Much has been said of the Commission on Election’s recent foray into establishing a rudimentary regulatory framework for the use of social media in the coming midterm elections. The woefully—and sometimes willfully—uninformed trumpet the fear that the Comelec’s social media “regulations” curtail freedom of expression. Whether or not arising from a genuine misunderstanding of what these regulations actually are, these apprehensions are unfounded.
The new Comelec rules on social- media use for elections, contained in Comelec Resolution 10488, in fact, seeks to monitor only two aspects of such use: the cost of content production, and the cost of content promotion.
Cost of content production relates to the expenses incurred by the candidate and the campaign in, well, producing content. As anyone with more than a glancing familiarity with social media ought to be able to tell you, the only way to really make an impact on social media is to release content that is likely to be shared from user to user. Some people call this virality, or the tendency of an image, video, or piece of information to be circulated rapidly and widely from one Internet user to another. If content is king, then a viral video is king of kings. In the past—back when uploading video was nowhere near as easy to do as it is now—videos that went viral were often those that captured real life shenanigans of real people. Today, a few short years after videos began to be routinely uploaded and shared on social-media platforms, virality is no longer confined to authentic, shot-from-the-hip, content. Virality can now, in fact, be synthetically manufactured, albeit at significant cost, with public relations professionals now typically including “viral videos” in their list of deliverables.
Up until this point, the cost of producing content for online use has gone largely unreported, allowing candidates to essentially circumvent the campaign spending limits imposed by election laws. By specifically requiring campaigns to report how much is being spent on the kind of highly produced and well-funded content that now forms the cornerstone for may political campaigns, the Comelec hopes to plug this particular leak.
Another gap in the reporting law involves the cost of online content promotion. Apart from monitoring traditional political advertisements online—essentially the online versions of print ads and television commercials—the Comelec is now going to monitor the cost of engaging in the practice of boosting.
On social media, the size of the audience exposed to the content you produce (political advertisements, for example) is determined by the number of “followers”—the accounts that are subscribed to your account—you have. “Boosting” involves paying the social-media platform to make your content available to people who are not even subscribed to your account.

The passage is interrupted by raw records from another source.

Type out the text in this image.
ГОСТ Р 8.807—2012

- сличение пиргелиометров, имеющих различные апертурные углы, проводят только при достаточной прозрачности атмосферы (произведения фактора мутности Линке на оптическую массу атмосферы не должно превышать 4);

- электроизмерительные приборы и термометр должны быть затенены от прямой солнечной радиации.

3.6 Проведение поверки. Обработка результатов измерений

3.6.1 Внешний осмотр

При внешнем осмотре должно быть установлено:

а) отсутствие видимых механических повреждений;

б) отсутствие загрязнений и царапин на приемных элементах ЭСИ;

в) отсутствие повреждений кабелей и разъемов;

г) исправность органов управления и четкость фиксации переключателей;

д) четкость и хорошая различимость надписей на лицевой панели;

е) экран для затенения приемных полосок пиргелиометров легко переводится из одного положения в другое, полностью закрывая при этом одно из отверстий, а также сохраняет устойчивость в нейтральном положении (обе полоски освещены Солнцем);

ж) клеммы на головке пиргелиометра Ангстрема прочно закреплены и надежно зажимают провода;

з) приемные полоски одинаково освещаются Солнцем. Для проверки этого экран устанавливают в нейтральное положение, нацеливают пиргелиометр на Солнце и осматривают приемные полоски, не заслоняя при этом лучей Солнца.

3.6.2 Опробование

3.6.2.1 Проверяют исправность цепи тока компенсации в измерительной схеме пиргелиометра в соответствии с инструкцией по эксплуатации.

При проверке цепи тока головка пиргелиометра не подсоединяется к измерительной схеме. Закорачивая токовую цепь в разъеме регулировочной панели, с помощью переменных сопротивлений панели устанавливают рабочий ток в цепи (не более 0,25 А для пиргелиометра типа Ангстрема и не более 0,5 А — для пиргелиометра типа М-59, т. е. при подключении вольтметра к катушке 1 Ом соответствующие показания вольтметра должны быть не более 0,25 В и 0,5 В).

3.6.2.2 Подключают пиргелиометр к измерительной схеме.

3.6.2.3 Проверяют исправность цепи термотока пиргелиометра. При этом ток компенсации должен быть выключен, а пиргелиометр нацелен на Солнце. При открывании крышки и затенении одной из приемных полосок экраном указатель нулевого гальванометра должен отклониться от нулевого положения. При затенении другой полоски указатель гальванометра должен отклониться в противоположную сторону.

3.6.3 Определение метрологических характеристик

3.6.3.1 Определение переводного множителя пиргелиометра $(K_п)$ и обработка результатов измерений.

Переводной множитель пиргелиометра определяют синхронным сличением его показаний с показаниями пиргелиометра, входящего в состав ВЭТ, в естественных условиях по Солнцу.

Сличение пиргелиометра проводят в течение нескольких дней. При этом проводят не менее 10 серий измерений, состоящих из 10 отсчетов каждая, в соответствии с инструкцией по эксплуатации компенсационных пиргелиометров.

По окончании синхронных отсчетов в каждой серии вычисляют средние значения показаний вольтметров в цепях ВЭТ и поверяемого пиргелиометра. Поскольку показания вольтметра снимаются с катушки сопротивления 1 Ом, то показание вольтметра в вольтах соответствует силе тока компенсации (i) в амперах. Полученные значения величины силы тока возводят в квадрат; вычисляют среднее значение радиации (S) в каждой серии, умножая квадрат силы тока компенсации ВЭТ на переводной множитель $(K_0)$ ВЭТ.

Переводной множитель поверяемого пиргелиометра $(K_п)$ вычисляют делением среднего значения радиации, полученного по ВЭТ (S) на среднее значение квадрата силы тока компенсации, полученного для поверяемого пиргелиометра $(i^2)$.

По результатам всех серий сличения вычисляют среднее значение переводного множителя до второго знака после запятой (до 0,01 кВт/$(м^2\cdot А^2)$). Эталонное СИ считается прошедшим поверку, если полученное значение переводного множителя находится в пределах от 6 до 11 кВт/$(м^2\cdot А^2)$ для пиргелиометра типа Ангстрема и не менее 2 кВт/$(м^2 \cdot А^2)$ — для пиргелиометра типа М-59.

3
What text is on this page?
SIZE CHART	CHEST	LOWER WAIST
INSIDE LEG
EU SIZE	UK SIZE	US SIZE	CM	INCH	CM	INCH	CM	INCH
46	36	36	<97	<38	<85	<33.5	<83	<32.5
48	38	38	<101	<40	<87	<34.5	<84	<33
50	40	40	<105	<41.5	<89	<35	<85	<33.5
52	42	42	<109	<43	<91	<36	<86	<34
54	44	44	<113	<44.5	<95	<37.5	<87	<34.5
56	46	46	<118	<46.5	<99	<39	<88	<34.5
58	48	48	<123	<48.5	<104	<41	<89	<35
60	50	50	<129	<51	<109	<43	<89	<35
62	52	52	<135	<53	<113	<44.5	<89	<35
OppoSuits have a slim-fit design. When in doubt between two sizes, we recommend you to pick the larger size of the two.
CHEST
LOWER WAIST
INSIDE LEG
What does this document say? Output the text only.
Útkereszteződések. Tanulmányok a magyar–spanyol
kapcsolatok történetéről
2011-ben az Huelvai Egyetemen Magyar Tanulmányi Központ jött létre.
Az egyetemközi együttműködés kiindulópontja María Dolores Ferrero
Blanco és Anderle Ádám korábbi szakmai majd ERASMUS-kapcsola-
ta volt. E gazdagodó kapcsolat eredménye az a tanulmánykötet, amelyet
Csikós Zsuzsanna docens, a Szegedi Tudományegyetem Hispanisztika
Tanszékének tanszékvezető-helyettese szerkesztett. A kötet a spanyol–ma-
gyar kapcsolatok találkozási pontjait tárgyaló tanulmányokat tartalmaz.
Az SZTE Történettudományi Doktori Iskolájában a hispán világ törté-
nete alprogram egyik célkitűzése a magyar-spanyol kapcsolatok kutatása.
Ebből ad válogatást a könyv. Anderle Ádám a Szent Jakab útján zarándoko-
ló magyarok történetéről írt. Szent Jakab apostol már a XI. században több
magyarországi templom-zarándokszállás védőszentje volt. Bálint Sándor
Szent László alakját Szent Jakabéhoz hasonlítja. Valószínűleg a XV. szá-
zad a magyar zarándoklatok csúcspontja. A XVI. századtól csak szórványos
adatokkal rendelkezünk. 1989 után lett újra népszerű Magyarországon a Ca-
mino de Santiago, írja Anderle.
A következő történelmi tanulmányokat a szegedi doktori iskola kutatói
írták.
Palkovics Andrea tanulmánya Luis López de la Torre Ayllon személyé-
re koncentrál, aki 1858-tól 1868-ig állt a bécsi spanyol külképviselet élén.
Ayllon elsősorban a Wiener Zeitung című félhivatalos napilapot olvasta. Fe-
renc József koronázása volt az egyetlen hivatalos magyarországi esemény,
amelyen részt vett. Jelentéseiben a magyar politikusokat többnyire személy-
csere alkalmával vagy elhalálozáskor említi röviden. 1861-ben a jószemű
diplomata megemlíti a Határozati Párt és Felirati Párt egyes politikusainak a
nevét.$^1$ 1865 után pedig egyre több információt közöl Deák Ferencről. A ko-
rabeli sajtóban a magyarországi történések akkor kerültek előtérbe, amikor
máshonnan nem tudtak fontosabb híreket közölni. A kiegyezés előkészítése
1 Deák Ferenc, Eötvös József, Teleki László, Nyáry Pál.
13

And there is a great deal of customization available here. An account that boosts its content is actually able to determine which categories of users (i.e., users aged 18 to 32, for example; or users who live in particular geographic areas, and so on) receive your unsolicited content. It is targeted advertising in its most cost-efficient form. And until the new regulations promulgated by the Comelec, the campaigns could have literally poured millions of pesos into this practice without ever reporting the expenditure on their Statements of Contributions and Expenditures. Needless to say, this ability all but renders the campaign spending limits illusory.
Cost of content production and cost of content promotion are the two main objects of the Comelec regulation; not how many times you post political messages, or express your political opinions, and certainly not what’s in the stuff you post online.